Agricultural land devastated by the nuclear disaster and earthquake in Fukushima prefecture will be transformed into a major 600MW energy hub comprising 11 solar and 10 wind power plants, according to local reports.
Tokyo-based financial news outlet the Nikkei Asian Review reported on Sunday that the state-owned Development Bank of Japan and private lender Mizuho Bank are among a number of financiers that have prepared a line of credit to cover construction.
The project, which is allegedly scheduled to be finished by March 2024, has an estimated price tag of JPY300 billion (US$2.75 billion).
According to Nikkei Asian Review, the government also intends to build an 80-km-wide grid to connect the generated power with the transmission network of the Tokyo Electric Power Company, at an estimated cost of JPY29 billion (US$266 million).
The electricity will reportedly serve Tokyo, about 250 kilometres south of Fukushima prefecture.
A Fukushima government official told Bloomberg on Monday that it will contribute JPY30 billion (US$275 million) in subsidies to the clean energy project and that the first solar plant will “probably” be a 20MW installation in Minamisoma city.
Farmland in the Fukushima prefecture, in Japan’s northeast, was devastated by radiation from the Daiichi nuclear accident in early 2011, when a 15-metre, earthquake-prompted tsunami caused nuclear reactor meltdowns. With casualties topping 4,000, it was the most dangerous nuclear accident since Ukraine's Chernobyl in 1986.
The Nikkei Asian Review's report notes that “population outflows” continue in mountainous areas of the prefecture today.
The now-disabled nuclear plant was run by the Tokyo Electric Power Company and provided power to Tokyo.

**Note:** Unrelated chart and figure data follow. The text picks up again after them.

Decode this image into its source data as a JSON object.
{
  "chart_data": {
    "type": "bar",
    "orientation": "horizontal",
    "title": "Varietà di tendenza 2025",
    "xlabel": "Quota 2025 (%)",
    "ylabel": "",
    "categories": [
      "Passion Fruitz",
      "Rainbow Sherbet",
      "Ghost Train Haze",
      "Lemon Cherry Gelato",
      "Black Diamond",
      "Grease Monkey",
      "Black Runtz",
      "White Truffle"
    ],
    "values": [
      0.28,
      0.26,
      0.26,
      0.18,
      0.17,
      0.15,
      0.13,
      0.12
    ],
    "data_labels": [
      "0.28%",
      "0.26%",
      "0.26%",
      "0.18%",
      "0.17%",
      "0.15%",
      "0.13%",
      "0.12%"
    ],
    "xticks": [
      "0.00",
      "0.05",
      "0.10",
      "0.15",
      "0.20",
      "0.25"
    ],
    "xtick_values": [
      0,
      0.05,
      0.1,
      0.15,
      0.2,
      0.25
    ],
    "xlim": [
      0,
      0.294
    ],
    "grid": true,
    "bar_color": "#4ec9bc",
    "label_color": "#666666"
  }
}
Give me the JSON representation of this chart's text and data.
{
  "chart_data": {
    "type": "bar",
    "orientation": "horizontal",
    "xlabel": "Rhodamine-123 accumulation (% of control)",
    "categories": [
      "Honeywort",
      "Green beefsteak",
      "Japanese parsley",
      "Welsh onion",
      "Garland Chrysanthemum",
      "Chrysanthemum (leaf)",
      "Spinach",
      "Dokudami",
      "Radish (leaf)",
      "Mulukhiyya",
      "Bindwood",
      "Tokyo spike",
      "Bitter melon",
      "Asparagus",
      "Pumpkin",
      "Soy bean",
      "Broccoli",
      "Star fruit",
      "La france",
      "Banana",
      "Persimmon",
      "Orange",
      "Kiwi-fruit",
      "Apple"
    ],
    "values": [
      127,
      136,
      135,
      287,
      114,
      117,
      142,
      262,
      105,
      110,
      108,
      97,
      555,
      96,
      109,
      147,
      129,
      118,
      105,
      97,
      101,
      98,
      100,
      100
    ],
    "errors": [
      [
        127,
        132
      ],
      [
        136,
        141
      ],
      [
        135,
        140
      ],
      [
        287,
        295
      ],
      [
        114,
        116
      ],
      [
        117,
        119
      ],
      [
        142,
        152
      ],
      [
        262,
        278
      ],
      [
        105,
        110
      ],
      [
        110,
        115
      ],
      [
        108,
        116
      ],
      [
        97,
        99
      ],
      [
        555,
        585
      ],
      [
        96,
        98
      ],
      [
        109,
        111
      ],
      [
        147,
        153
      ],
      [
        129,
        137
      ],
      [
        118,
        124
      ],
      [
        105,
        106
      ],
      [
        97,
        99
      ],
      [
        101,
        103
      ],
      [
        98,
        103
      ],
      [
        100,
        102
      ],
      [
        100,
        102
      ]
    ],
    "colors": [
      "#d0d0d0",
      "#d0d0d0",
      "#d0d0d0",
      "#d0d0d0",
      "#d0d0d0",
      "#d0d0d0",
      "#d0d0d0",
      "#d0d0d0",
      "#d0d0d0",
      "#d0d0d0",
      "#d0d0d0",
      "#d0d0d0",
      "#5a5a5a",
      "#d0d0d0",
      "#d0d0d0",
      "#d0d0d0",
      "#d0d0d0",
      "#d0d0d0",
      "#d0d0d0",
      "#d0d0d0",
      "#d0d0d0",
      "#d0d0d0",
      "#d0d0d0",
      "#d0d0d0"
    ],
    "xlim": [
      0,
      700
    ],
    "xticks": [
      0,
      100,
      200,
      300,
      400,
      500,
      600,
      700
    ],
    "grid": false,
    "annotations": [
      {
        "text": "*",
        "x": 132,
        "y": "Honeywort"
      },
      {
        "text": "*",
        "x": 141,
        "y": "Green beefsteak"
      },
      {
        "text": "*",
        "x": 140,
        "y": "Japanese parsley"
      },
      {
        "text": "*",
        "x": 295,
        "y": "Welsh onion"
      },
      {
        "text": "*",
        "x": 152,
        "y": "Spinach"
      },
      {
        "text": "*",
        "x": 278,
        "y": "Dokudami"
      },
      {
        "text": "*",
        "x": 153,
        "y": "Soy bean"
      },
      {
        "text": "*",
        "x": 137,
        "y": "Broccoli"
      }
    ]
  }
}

Fukushima has a target to produce enough renewable energy to supply 100% of the energy demand in the prefecture by 2040, according to a revitalisation plan published by the prefecture government in March. That plan set aside a more modest JPY38.2 billion (US$350 million) for new industry creation, including the “promotion of renewable energy.”
At the time of publication, the Fukushima prefectural government had not responded to PV Tech’s requests for comment, confirmation or elaboration on the reports.